ICE offers one of the country’s largest recreational cooking programs. With over 1,500 cooking classes and over 22,000 students each year, there is something for every cook looking to learn new techniques in the kitchen. This month, Cara Eisenpress and Phoebe Lapine of the blog Big Girls, Small Kitchen and the cookbook In the Small Kitchen tried a class on Essentials of Japanese Cooking with Chef Instructor Youngsun Lee.

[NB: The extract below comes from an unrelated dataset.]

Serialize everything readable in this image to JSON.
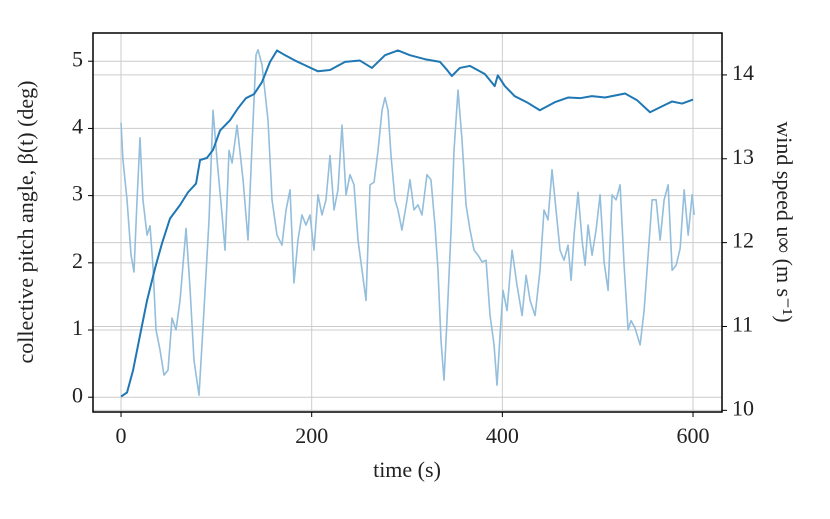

They took their “grown-up meals made with limited resources” approach to the culinary class and came back with a whole new set of skills. As newly minted experts (we just published our first cookbook, called In the Small Kitchen), it’s easy to get a little high on our cooking abilities. In our book and on our website, we’ve got recipes from all sorts of cuisines. Some dishes, like our Spinach Pie Quesadillas, are clearly bastardizations, built from trips to Mexico and Greece, and, more importantly, from the leftovers in our fridge. Others, like a Thai Beef Salad actually come from real experience eating beef salad in Thailand. In other words with three years of documented cooking experience — albeit amateur, home-cooking experience — under our belts, we really can say we're experts at hosting buffet parties for ten or wooing guys with our beer beef stew. But cooking Japanese food? Bona-fide Japanese cuisine, the cuisine it takes decades to master? The one where sushi masters can pick up exactly 81 grains of rice with their eyes closed? We surely are not experts in that. But, like every other challenge that comes our way, we figured we'd give it the old college try. Cut to a Tuesday morning. We’re hungry and huddled at the table of one of ICE’s cooking classrooms with Chef Youngsun, ready for our lesson in Essentials of Japanese Cooking. On the menu, Japanese 101 staples: dashi and miso soup, ramen and soba, sushi, negimaki, tempura and katsudon, and steamed buns with sweet azuki paste. We’ve both dabbled in ramen and soba for sure. But at making tempura and katsudon we’d be total newbies.
As Chef Youngsun split the class into groups, Phoebe and I fumbled. What did we want to make the most? Did we care as much about making tempura as eating it? Was it crucial that we take part in the dashi making, even though it didn’t have quite as much drama as katsudon? Pretty soon, we claimed places at the tables, grabbing aprons and marveling at the gorgeous facility, ample mixing bowls, and endless supply of dishtowels that we wouldn’t have to wash ourselves. Phoebe volunteered Cara, the sweets-maker of our twosome, for buns duty. Cara put Phoebe in charge of negimaki, primarily because neither of us could wait to try it. Chef Youngsun came over to warn us that the buns, from his grandmother’s recipe, had better be perfect. Cara nervously kneaded the milk- and butter-based dough, then put it aside to rest. Phoebe went head on with a whole beef tenderloin, slicing it thinly under the eyes of the chef, then pounding it even thinner so it could wrap up the scallion and cilantro, bake, and become our pined-for negimaki.
After our own hard work was done, we roamed the classroom to see what everyone else was wrapped up in. The tempura frying had started, and we couldn’t believe the technique: if you dipped most of your fingers into the batter along with the vegetable, we learned, you could actually stick your fingers into the bubbling oil without burning them (you stick them in so that you don’t just drop the veggies in from afar, which creates splatter and a mess). We tasted ramen broth so good we didn’t want to stop sipping, and taste-tested katsudon better than any from our favorite Midtown donburi joints. By the time everything was done — the buns filled and steamed, the soba rolled into chopstick-accessible bundles, the ramen bowls beautifully arranged — we were long since full. We took home lots of leftovers, inspiration, and just the tiniest bit of expertise. We’ll be practicing ramen, negimaki, and lots of buns in our own small kitchens soon!